Das Bildungsverständnis

„Für die Qualität der Bildung ist die Qualität der Beziehung von großer Bedeutung.“

In einer Kindertagesstätte steht in diesem Sinne die Beziehung zwischen Kindern und Erzieher im Mittelpunkt. Diese Beziehung ist geprägt von dem Wissen über die Bedeutsamkeit des Annehmens der unterschiedlichen Gefühle von Kindern und einem „gleichwürdigen“, persönlichen Dialog, der die Bedürfnisse und Wünsche der Kinder ernst nimmt. Die Forderung nach gleicher Würde bedeutet demnach auch Offenheit und Respekt für Verschiedenheit. „Gleichwürdigkeit nimmt Unterschiede ernst, und strebt nicht danach, sie auszugleichen, so Jesper Juul.

In diesem Sinne ist Bildung eine lustvolle, aktive Aneignungstätigkeit, mit der sich das Kind ein Bild von der Welt macht. Die Erzieher sorgen für eine anregende und an Materialien vielfältige Umgebung, so dass Lernen hauptsächlich durch Nachahmen, Spielen, Experimentieren, das Nachgehen von Bedürfnissen und die Umsetzung von Gedanken in Handlung und Sprache geschieht. Jedes Kind benötigt ein spürbares Interesse an seiner Tätigkeit, seinen Empfindungen und seinen Erkenntnissen. Es geht darum, gemeinsam mit den Kindern fragend zu forschen.

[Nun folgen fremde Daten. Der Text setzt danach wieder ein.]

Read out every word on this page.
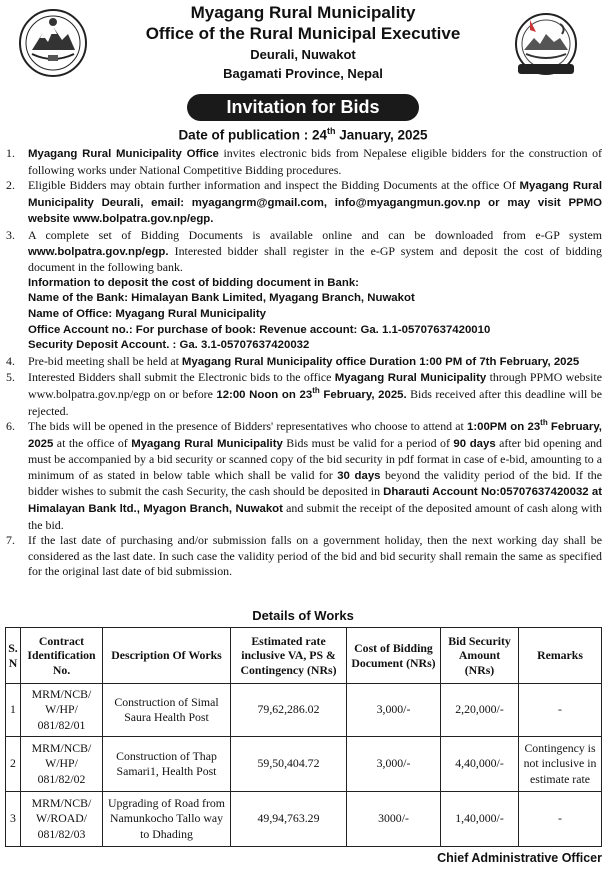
Myagang Rural Municipality
Office of the Rural Municipal Executive
Deurali, Nuwakot
Bagamati Province, Nepal
Invitation for Bids
Date of publication : 24th January, 2025
1. Myagang Rural Municipality Office invites electronic bids from Nepalese eligible bidders for the construction of following works under National Competitive Bidding procedures.
2. Eligible Bidders may obtain further information and inspect the Bidding Documents at the office Of Myagang Rural Municipality Deurali, email: myagangrm@gmail.com, info@myagangmun.gov.np or may visit PPMO website www.bolpatra.gov.np/egp.
3. A complete set of Bidding Documents is available online and can be downloaded from e-GP system www.bolpatra.gov.np/egp. Interested bidder shall register in the e-GP system and deposit the cost of bidding document in the following bank.
Information to deposit the cost of bidding document in Bank:
Name of the Bank: Himalayan Bank Limited, Myagang Branch, Nuwakot
Name of Office: Myagang Rural Municipality
Office Account no.: For purchase of book: Revenue account: Ga. 1.1-05707637420010
Security Deposit Account. : Ga. 3.1-05707637420032
4. Pre-bid meeting shall be held at Myagang Rural Municipality office Duration 1:00 PM of 7th February, 2025
5. Interested Bidders shall submit the Electronic bids to the office Myagang Rural Municipality through PPMO website www.bolpatra.gov.np/egp on or before 12:00 Noon on 23th February, 2025. Bids received after this deadline will be rejected.
6. The bids will be opened in the presence of Bidders' representatives who choose to attend at 1:00PM on 23th February, 2025 at the office of Myagang Rural Municipality Bids must be valid for a period of 90 days after bid opening and must be accompanied by a bid security or scanned copy of the bid security in pdf format in case of e-bid, amounting to a minimum of as stated in below table which shall be valid for 30 days beyond the validity period of the bid. If the bidder wishes to submit the cash Security, the cash should be deposited in Dharauti Account No:05707637420032 at Himalayan Bank ltd., Myagon Branch, Nuwakot and submit the receipt of the deposited amount of cash along with the bid.
7. If the last date of purchasing and/or submission falls on a government holiday, then the next working day shall be considered as the last date. In such case the validity period of the bid and bid security shall remain the same as specified for the original last date of bid submission.
Details of Works
S.
N	Contract Identification No.	Description Of Works	Estimated rate inclusive VA, PS & Contingency (NRs)	Cost of Bidding Document (NRs)	Bid Security Amount (NRs)	Remarks
1	MRM/NCB/ W/HP/ 081/82/01	Construction of Simal Saura Health Post	79,62,286.02	3,000/-	2,20,000/-	-
2	MRM/NCB/ W/HP/ 081/82/02	Construction of Thap Samari1, Health Post	59,50,404.72	3,000/-	4,40,000/-	Contingency is not inclusive in estimate rate
3	MRM/NCB/ W/ROAD/ 081/82/03	Upgrading of Road from Namunkocho Tallo way to Dhading	49,94,763.29	3000/-	1,40,000/-	-
Chief Administrative Officer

Wir gehen davon aus, dass jedes Kind mit dem starken Bedürfnis, sich durch aktives Tun seine Umwelt anzueignen, geboren wird. In unserer Kindestagesstätte bietet sich den Kindern die Möglichkeit, ganzheitlich zu lernen. Bildung wird daher weniger als Vermittlung von konkretem Wissen betrachtet, sondern als eine konsequente Hinwendung zum aktiven, konstruierenden Kind. Dabei steht der Prozess im Vordergrund, nicht das Ergebnis. Die Erzieher stellen sich als Person mit ihren Interessen sowie Fähigkeiten dar, und bieten damit überschaubare Herausforderungen an. Die dabei aufkommenden Fragen werden so erleb-, gestalt- und erforschbar. Zwischen dem Angebot des Erwachsenen und dem tatsächlichen Handeln des Kindes steht jedoch immer die innere Entscheidung des Kindes, das Angebot anzunehmen und eine Auswahl zu treffen oder es abzulehnen.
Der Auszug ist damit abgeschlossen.